Design Thinking Toolkit, Activity 3 – POEMS

Welcome to our series on Design Thinking methods and activities. You’ll find a full list of posts in this series at the end of the page.


POEMS stands for People, Objects, Environments, Messages, and Services. This exercise provides a simple framework for quick and surprisingly deep user observation.

Primary Goal To guide your research during user observations and provide a structure for notes, making it easier to synthesize your notes and identify correlations and contrasts.
When To Use During user and environment observations, preferably in a research phase.
Time Required Can be used for quick observations (15 minutes) or long studies (1 hour+).
Number of Participants 1 facilitator + 1-6 particpants
Who Should Participate? Designers, product owners, developers.
Supplies POEMS worksheet and a pen/pencil.

1. Identify Your Subjects & Location

We do user observation to understand the people who will be using the software we’re about to create. We want to study them in their current state—who they are, what their environment is like, how they do their job, how they feel about their current process and why, etc.

Whenever possible, do this out in the real world Go to where the end users are trying to accomplish whatever it is that you want to help them do better. Spend at least an hour with each person, and try to observe several.

2. Prep & Understand Your Worksheet

Begin by creating your template (or download this POEMS Template we made.) There should be five columns, one for each word represented in the acronym. Here is a breakdown of the information you’ll track for each section:

  • People – The demographics, roles, behavioral traits, and quantity of people in the environment
  • Objects – The items the people are interacting with, including furniture, devices, machines, appliances, tools, etc.
  • Environments – Observations about the architecture, lighting, furniture, temperature, atmosphere, etc.
  • Messages – The tone of the language or commonly used phrases in tag lines, social/professional interactions, and/or environmental messages
  • Services – All services, apps, tools, and frameworks used

Make sure you leave a place to mark your name, the date, time, and location. It’s also good to leave a space open for miscellaneous notes. Here’s what ours looks like:

3. Observe

Begin the exercise by breaking off on your own or with your small team. Sit quietly and observe your surroundings. Mark quick notes in each of the categories based on your findings.

4. Review

Either review your notes privately or with a group by going through each category one-by-one and sharing. Track each observation on a sticky note and group like observations together.

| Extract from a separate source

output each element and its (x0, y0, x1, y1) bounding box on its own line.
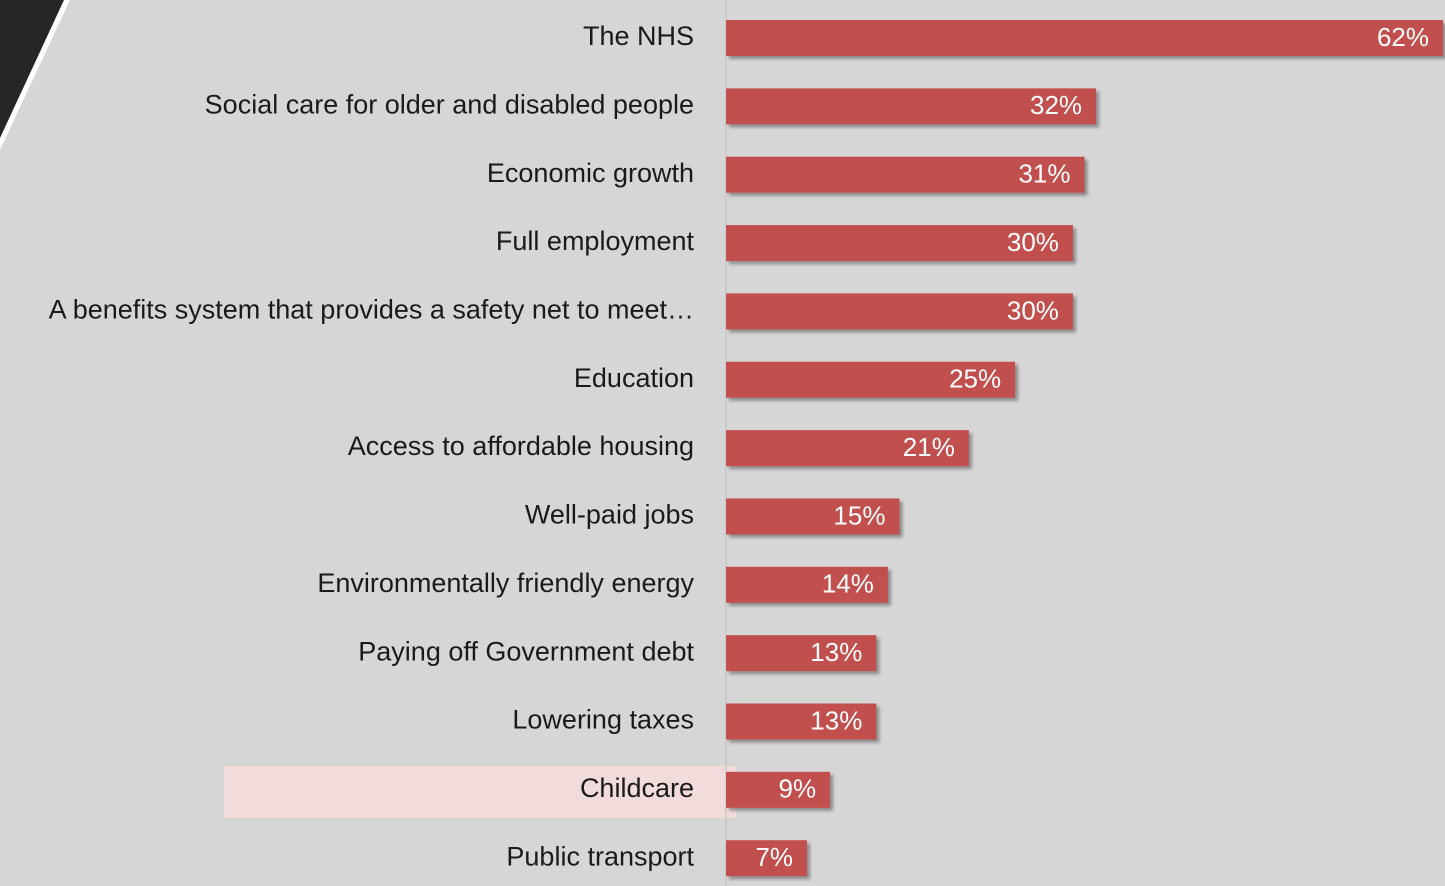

That ends today’s lesson. Check back soon for new lessons, and leave me a comment below if you’ve given POEMS a try.

Class dismissed!

Atomic’s Design Thinking Toolkit

  • Cedrela Loera says:

    Hi Kimberly!
    Is there any author writing about the POEMS design method? I have searched all around internet, do you think it is just a practical non-theoretical method? Thanks a lot for your help :)

    • Kimberly Crawford Kimberly Wolting says:

      Hi Cedrela,

      Thanks for the great question. I was first introduced to POEMS by the book “101 Design Methods: A Structured Approach for Driving Innovation in Your Organization” by Vijay Kumar. The activity can be found on page 105.

      I highly recommend the book especially if you’re interested in learning new research methods. It will give you many, many activities to add to your designer toolbox.